Friday, May 20, 2011

Seawater Mix-up at #Hamaoka Nuke Plant: Pipes Broke in the Condenser When the End Cap Fell Off

Chubu Electric Power Company released the one-page announcement (in Japanese) with colorful diagrams and photos of the condenser unit of its Reactor 5, where 500 tons of seawater entered the Reactor Pressure Vessel the other day when the reactor was being shut down.

"Multiple" small-diameter (3 centimeters) pipes out of "about 21,000" that carry seawater to cool the steam that drives the turbine broke, probably having been hit by the end cap of the 20-centimeter diameter pipe for recirculating the water.


Chubu's press release also says that a "small amount" of cobalt-60 was detected in the water chamber of the condenser. Chubu doesn't say how much, and but says cobalt-60 is one of the nuclides regularly found in the water in the RPV. Rest assured it wasn't released into the ocean, says Chubu.

Why can't they say exact numbers, instead of "multiple", "about 21,000", and "small amount"?

The number of these small pipes that broke was "about 20", according to Yomiuri (in Japanese; 5/20/2011).

Yomiuri also says the end cap was welded, not threaded. During the regular inspection in February this year, there was no problem with either the small pipes or the end cap, according to Yomiuri. The Reactor 5 at Hamaoka started to operate in 2005.

Other than bad weld, what could make the end cap to drop off like that?

5 comments:

Anonymous said...

Water hammer from a valve closing when it shouldn't have.

Anonymous said...

Water hammer could indeed cause a weak weld to fail, but seldom all the way around a fitting. (cap, in this case)It looks like a pressure surge of greater duration would have been required.

While I can't read all of the text in the photo, it is hard to see how a falling cap could have caused the damage shown. Nuclear-grade heat exchangers are built to exacting standards, and all welds are x-ray inspected- at least here in the US. That cap would have had to be traveling at one hell of a velocity, and I don't see how it could have had access to the tube bundle.

All that points to an over-pressure situation, likely a pressure surge. I suspect that the cap and tube damage are coincidental to some other event.

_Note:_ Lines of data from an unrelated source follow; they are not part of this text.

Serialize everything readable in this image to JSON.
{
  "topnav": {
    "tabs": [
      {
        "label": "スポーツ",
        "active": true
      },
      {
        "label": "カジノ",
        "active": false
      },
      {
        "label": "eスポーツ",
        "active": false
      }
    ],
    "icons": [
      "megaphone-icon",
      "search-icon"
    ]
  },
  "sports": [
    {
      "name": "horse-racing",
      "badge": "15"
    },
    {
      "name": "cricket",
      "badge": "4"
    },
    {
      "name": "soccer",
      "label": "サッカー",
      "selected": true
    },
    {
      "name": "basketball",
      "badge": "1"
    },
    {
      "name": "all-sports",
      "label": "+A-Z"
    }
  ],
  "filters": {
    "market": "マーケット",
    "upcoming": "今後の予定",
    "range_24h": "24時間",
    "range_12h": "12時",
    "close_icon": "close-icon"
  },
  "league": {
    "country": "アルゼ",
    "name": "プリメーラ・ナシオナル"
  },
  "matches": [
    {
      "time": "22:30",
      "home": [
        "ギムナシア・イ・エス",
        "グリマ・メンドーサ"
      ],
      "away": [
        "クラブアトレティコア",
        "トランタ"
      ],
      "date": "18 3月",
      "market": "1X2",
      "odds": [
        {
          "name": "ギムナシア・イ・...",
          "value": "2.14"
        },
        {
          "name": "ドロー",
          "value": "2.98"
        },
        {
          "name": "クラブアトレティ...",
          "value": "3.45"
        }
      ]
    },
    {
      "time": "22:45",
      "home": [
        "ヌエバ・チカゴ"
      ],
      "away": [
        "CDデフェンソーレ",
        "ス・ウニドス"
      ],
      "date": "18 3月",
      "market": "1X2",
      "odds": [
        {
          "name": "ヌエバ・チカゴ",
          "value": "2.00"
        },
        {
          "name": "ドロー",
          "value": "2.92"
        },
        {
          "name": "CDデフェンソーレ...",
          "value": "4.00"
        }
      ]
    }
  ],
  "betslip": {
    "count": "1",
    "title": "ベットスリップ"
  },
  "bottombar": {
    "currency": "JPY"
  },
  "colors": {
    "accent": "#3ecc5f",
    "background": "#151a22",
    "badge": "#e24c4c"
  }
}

Which leads us to the question of how sea water entered the reactor pressure vessel. I do not know the specified pressure for either the steam side or the cooling (sea) water side, but somehow the RPV was at a lower pressure than the cooling circuit. This seems odd- but as I understand it, they were in the process of taking this unit off-line, is that right?

zzyzx

Anonymous said...

Wow! I've dealt with heat exchangers but 21000 tubes? Nuclear grade, mil spec, whatever you want to call it give it 21,000 points of failure and, as our host points out, Murphy's going to find it.

Anonymous said...

Yes, they were shutting it down. I've wondered about the pressures myself. Best I can do is say that the pressure "downstream" (wrt steam flow) from the condenser was indeed smaller.

But then, it would mean that steam from the reactor should have entered the seawater from "upstream" also.

Look at those condenser pipes. There is difference in coloring near the break. What does it mean? Has the rust been boiled off?

Anonymous said...

Looks like a mechanical cap not a weld cap.